Autour du IIIe siècle après J.-C., la méthode dite « des quatre sens de l’Écriture » fit son apparition dans le christianisme. Cette méthode partait du postulat selon lequel la Bible contenait des sens cachés, et qu’il était possible de les retrouver au moyen d’une lecture attentive. Cette approche témoigne d’un grand respect pour l’Écriture et considère la Bible comme un texte fortement inspiré. Cette compréhension de l’Écriture directement inspirée du judaïsme a évolué au fil des siècles.

Une évolution historique

La philosophie s’est mêlée à l’interprétation de l’Écriture et l’argumentation logique aristotélicienne a permis aux pères de l’Église de lutter contre les hérésies diverses. En introduisant la philosophie comme méthode censée servir la théologie, l’apologétique chrétienne ne se doutait pas qu’elle ouvrait une possibilité de critique du texte biblique qu’elle ne pourrait plus jamais refermer. Rien d’étonnant à ce que Luther, voulant revenir aux racines de l’Écriture, s’opposa fortement à l’usage de la philosophie afin d’interpréter le texte biblique. Il percevait très certainement le danger exégétique que produisait une telle méthode. Au XVIIe siècle, le grand Spinoza fit trembler le monde religieux de son époque par son approche novatrice du texte biblique ouvrant tout droit la porte à… la méthode historico-critique ! Cette exégèse interroge la composition littéraire du texte biblique et le contexte historique dans lequel il fût rédigé. Cette approche enfonça le clou en interrogeant la sacralité dans laquelle la Bible avait été, jusque là, confinée.
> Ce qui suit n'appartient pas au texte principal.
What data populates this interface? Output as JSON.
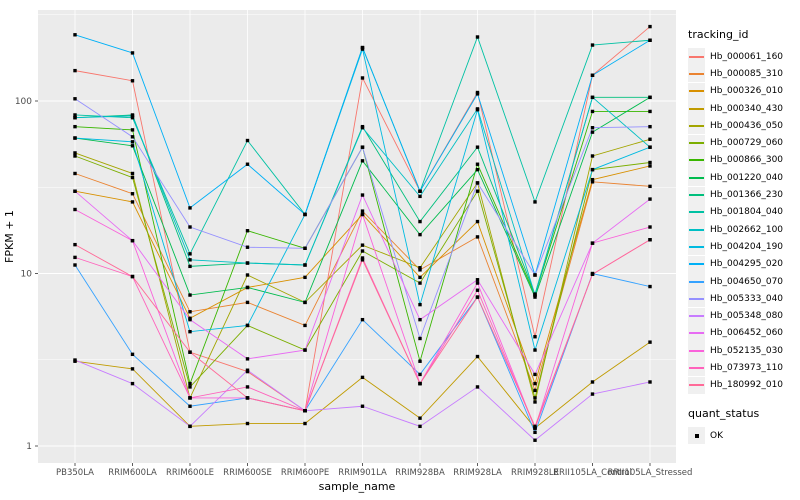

Et pour nous aujourd’hui ?

Il me semble que le rapport calviniste à l’Écriture nous permet une sorte d’équilibre entre l’inspiration divine du texte et une logique « scientifique » permettant de l’interpréter. Calvin affirme que la Bible ne devient parole de Dieu que sous l’action du Saint Esprit. Ce faisant, il reconnaît que le texte biblique est un texte humain, lié à une histoire, à une culture, et que ce n’est que grâce à l’action dynamique de l’Esprit que la parole humaine nous relie à Dieu. Cet équilibre fragile me semble d’une grande sagesse, évitant tout à la fois fondamentalisme religieux et relativisme total. Enfin, si nous avons tendance à rechercher ce que la parole nous dit, à nous aujourd’hui, il ne faut jamais perdre de vue que les auteurs, au moment où ils ont rédigé ces textes, avaient un but précis, un sens dont ils souhaitaient témoigner. Et même si toute œuvre échappe forcément à son auteur (en particulier lorsqu’il s’agit de la Bible !) ne faisons pas trop vite le deuil de la recherche de ce sens premier, au détriment de nos propres désirs et grilles de lectures modernes, car nous passerions peut être à côté de l’essentiel.